"January through November 2014, the year so far, were the hottest first 11 months of any year recorded."

Sheldon Whitehouse on Wednesday, December 17th, 2014 in a Senate floor speech

Sen. Sheldon Whitehouse says 2014 is on track to be the warmest year in modern history

Global temperatures from January through November 2014. (Source: National Oceanic and Atmospheric Administration)

The  seasons may change, the weather may shift, but U.S. Sen. Sheldon Whitehouse keeps trying to get his colleagues to, as he puts it, wake up to the threat of climate change.

As naysayers insist that global temperatures haven't warmed since around 1997, a claim that has validity only because the time around 1997 was an exceptionally warm year, Whitehouse took to the floor of the Senate on Dec. 17 to report that 2014 was shaping up as the warmest in modern history.

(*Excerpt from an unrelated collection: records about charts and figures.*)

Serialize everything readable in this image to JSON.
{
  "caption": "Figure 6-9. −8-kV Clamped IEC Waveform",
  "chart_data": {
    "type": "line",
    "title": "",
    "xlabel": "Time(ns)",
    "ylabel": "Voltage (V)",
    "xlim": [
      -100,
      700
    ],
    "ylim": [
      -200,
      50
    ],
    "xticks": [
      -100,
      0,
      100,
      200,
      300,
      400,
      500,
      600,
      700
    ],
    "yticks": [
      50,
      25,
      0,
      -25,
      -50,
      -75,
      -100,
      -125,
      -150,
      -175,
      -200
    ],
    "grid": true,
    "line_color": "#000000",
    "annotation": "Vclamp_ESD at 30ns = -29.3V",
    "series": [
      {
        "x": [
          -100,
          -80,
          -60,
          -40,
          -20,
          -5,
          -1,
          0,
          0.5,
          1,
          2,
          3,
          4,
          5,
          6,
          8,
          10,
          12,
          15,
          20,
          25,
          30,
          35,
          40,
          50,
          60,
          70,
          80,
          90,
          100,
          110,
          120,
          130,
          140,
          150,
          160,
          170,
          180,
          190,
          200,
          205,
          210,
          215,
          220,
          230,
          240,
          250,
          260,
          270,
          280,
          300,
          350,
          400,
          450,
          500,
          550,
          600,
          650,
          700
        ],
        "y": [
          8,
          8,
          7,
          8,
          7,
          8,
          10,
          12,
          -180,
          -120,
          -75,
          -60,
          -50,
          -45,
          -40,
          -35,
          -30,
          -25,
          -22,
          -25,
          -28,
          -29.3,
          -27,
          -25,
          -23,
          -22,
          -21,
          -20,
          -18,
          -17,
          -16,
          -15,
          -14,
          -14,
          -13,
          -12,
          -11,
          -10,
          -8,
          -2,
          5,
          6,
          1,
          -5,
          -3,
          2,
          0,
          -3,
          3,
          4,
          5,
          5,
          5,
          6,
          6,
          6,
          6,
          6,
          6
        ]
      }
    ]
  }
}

"January through November 2014, the year so far, were the hottest first 11 months of any year recorded. So unless something dramatic changes in December, 2014 is on track to be the hottest year since we began keeping records back in 1880. That would mean that 14 of the warmest 15 years on record are the 14 years of this century."

PolitiFact usually doesn't deal with predictions, but we thought we’d see if the 11-month numbers for 2014 were as Whitehouse described.

When we contacted his office, spokesman Seth Larson sent us to the November "State of the Climate" report from the National Oceanic and Atmospheric Administration (NOAA). In addition to monthly data, it looks at figures from the past three months, the year to date and levels of both Arctic and Antarctic sea ice.

It reports, "The first 11 months of 2014 was the warmest such period on record, with a combined global land and ocean average surface temperature of 1.22 degrees F. (0.68 degrees C.) above the 20th century average of 57.0 degrees F. (13.9 degrees C.)."

That's a land-ocean surface average of 58.22 degrees F. (The margin of error for these measurements is plus or minus 0.18 degrees F., which means the actual temperature could be as high as 58.4 or as low as 58.04.

The previous record -- 58.02 degrees F. -- was set in 2010.

The biggest reason wasn't the surface land temperatures, but it was the increase in the surface temperatures in the oceans, where the first 11 months of 2014 were the warmest on record. Many scientists say that a lot of excess heat from heat-trapping carbon dioxide is being stored in the oceans.

NOAA hasn't released its December temperature numbers yet, but the Japan Meteorological Agency has. It has concluded that 2014 broke all records going back as far as 1891.

Global temperatures through 2014 from the Japan Meteorological Agency.

It may not feel like global warming is a problem when below average cold is sending a collective shiver through much of the United States. But the U.S. makes up only 6 percent of Earth's land mass and less than 2 percent of its surface area.

Whitehouse reported the data accurately. We rate his claim as True.